Crypto Funds Extend Three-Week Run With $1B Inflows Despite Geopolitical Stress

bitcoinistPublished on 2026-03-17Last updated on 2026-03-17

Global crypto funds attracted a remarkable $1 billion in inflows last week, marking their third consecutive week of positive net flows and best performance in two months, while underscoring resilience amid geopolitical challenges.

Crypto Funds’ Positive Streak Extends

According to the latest CoinShares data, crypto funds drew $1.06 billion in inflows last week, continuing their positive net flows run for the third consecutive week and extending their best performance since the year started.

Notably, crypto Exchange-Traded Products (ETPs) had a five-week run of negative net flows from January 19 to February 20 amid market weakness and broader negative sentiment. The investment products had cumulative outflows of $4 billion, registering their worst performance since the October 10 crash.
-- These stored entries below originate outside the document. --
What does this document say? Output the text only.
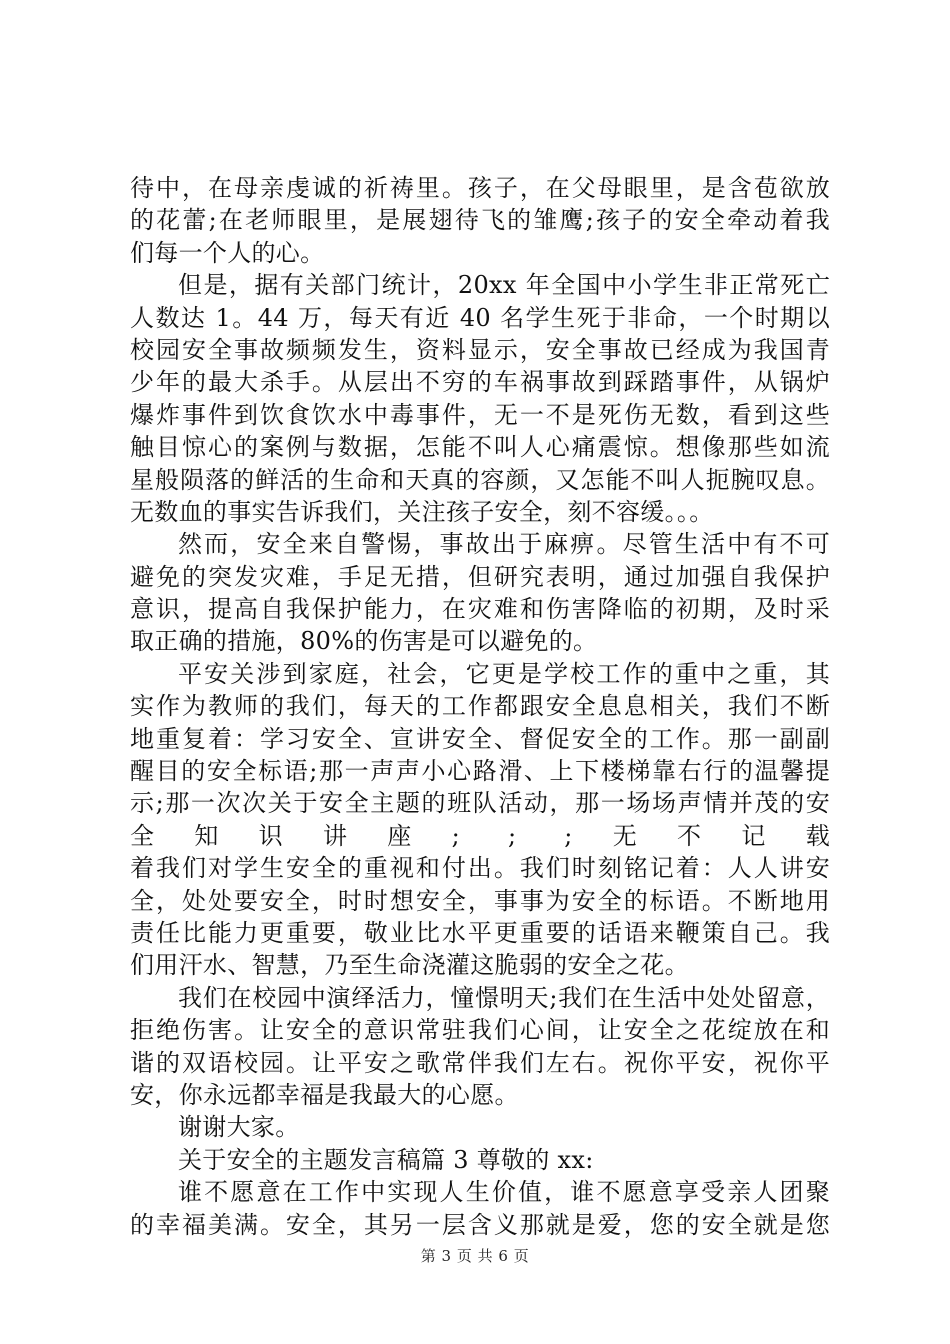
待中，在母亲虔诚的祈祷里。孩子，在父母眼里，是含苞欲放
的花蕾;在老师眼里，是展翅待飞的雏鹰;孩子的安全牵动着我
们每一个人的心。
但是，据有关部门统计，20xx 年全国中小学生非正常死亡
人数达 1。44 万，每天有近 40 名学生死于非命，一个时期以
校园安全事故频频发生，资料显示，安全事故已经成为我国青
少年的最大杀手。从层出不穷的车祸事故到踩踏事件，从锅炉
爆炸事件到饮食饮水中毒事件，无一不是死伤无数，看到这些
触目惊心的案例与数据，怎能不叫人心痛震惊。想像那些如流
星般陨落的鲜活的生命和天真的容颜，又怎能不叫人扼腕叹息。
无数血的事实告诉我们，关注孩子安全，刻不容缓。。。
然而，安全来自警惕，事故出于麻痹。尽管生活中有不可
避免的突发灾难，手足无措，但研究表明，通过加强自我保护
意识，提高自我保护能力，在灾难和伤害降临的初期，及时采
取正确的措施，80%的伤害是可以避免的。
平安关涉到家庭，社会，它更是学校工作的重中之重，其
实作为教师的我们，每天的工作都跟安全息息相关，我们不断
地重复着：学习安全、宣讲安全、督促安全的工作。那一副副
醒目的安全标语;那一声声小心路滑、上下楼梯靠右行的温馨提
示;那一次次关于安全主题的班队活动，那一场场声情并茂的安
全知识讲座; ; ;无不记载
着我们对学生安全的重视和付出。我们时刻铭记着：人人讲安
全，处处要安全，时时想安全，事事为安全的标语。不断地用
责任比能力更重要，敬业比水平更重要的话语来鞭策自己。我
们用汗水、智慧，乃至生命浇灌这脆弱的安全之花。
我们在校园中演绎活力，憧憬明天;我们在生活中处处留意，
拒绝伤害。让安全的意识常驻我们心间，让安全之花绽放在和
谐的双语校园。让平安之歌常伴我们左右。祝你平安，祝你平
安，你永远都幸福是我最大的心愿。
谢谢大家。
关于安全的主题发言稿篇 3 尊敬的 xx:
谁不愿意在工作中实现人生价值，谁不愿意享受亲人团聚
的幸福美满。安全，其另一层含义那就是爱，您的安全就是您
第 3 页 共 6 页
The US market experienced most of the negative net flows during this period, while Bitcoin-based ETPs saw the weakest performance among major cryptocurrencies, with over $3.80 billion in outflows.

However, US investors’ renewed demand for digital asset investment products since the end of February, particularly Bitcoin Exchange-Traded Funds (ETFs), has reduced the prior one-month outflows streak, bringing the three-week run of inflows to $2.62 billion.
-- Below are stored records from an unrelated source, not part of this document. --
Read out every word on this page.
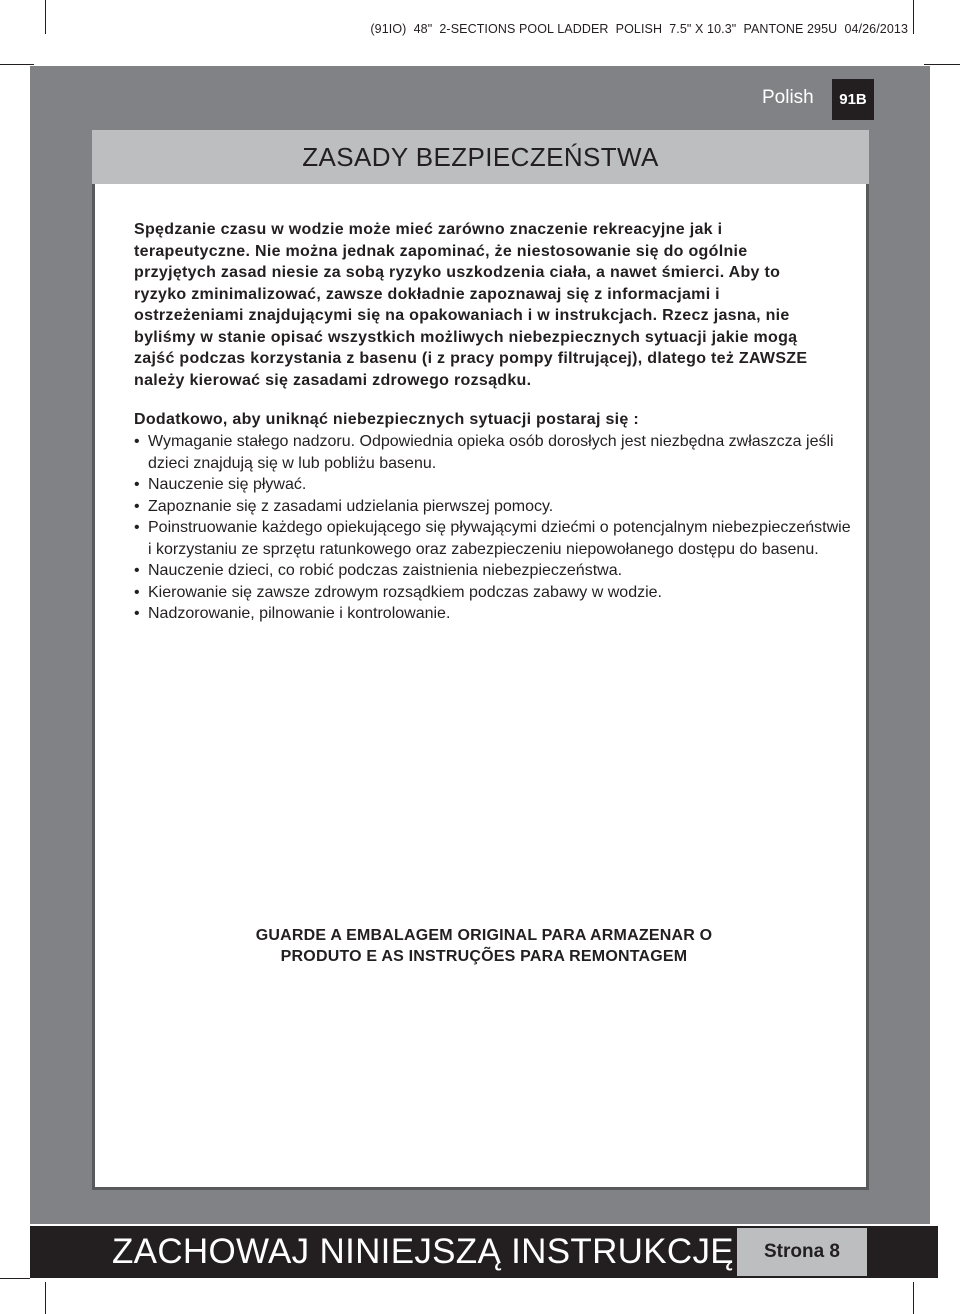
(91IO)  48"  2-SECTIONS POOL LADDER  POLISH  7.5" X 10.3"  PANTONE 295U  04/26/2013
Polish	91B
ZASADY BEZPIECZEŃSTWA

Spędzanie czasu w wodzie może mieć zarówno znaczenie rekreacyjne jak i terapeutyczne. Nie można jednak zapominać, że niestosowanie się do ogólnie przyjętych zasad niesie za sobą ryzyko uszkodzenia ciała, a nawet śmierci. Aby to ryzyko zminimalizować, zawsze dokładnie zapoznawaj się z informacjami i ostrzeżeniami znajdującymi się na opakowaniach i w instrukcjach. Rzecz jasna, nie byliśmy w stanie opisać wszystkich możliwych niebezpiecznych sytuacji jakie mogą zajść podczas korzystania z basenu (i z pracy pompy filtrującej), dlatego też ZAWSZE należy kierować się zasadami zdrowego rozsądku.

Dodatkowo, aby uniknąć niebezpiecznych sytuacji postaraj się :

• Wymaganie stałego nadzoru. Odpowiednia opieka osób dorosłych jest niezbędna zwłaszcza jeśli dzieci znajdują się w lub pobliżu basenu.
• Nauczenie się pływać.
• Zapoznanie się z zasadami udzielania pierwszej pomocy.
• Poinstruowanie każdego opiekującego się pływającymi dziećmi o potencjalnym niebezpieczeństwie i korzystaniu ze sprzętu ratunkowego oraz zabezpieczeniu niepowołanego dostępu do basenu.
• Nauczenie dzieci, co robić podczas zaistnienia niebezpieczeństwa.
• Kierowanie się zawsze zdrowym rozsądkiem podczas zabawy w wodzie.
• Nadzorowanie, pilnowanie i kontrolowanie.
GUARDE A EMBALAGEM ORIGINAL PARA ARMAZENAR O
PRODUTO E AS INSTRUÇÕES PARA REMONTAGEM
ZACHOWAJ NINIEJSZĄ INSTRUKCJĘ	Strona 8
Crypto funds attract massive inflows for the third consecutive week.  Source: CoinShares

Regionally, 96% of the inflows originated from the US, with Canada and Switzerland following with $19.4 million and $10.4 million, respectively. Hong Kong also attracted $23.1 million in inflows, marking the best performance since August 2025. In contrast, Germany recorded outflows of $17.1 million, its first negative net flows in 2026, according to CoinShares’ data.

Funds based on the flagship cryptocurrency showed the strongest performance this week, with $793 million in inflows. This accounts for 75% of total inflows, bringing BTC’s three-week inflows to $2.2 billion.

The report noted that short Bitcoin investment products also attracted $8.1 million in inflows last week, highlighting that market opinion remains somewhat polarized.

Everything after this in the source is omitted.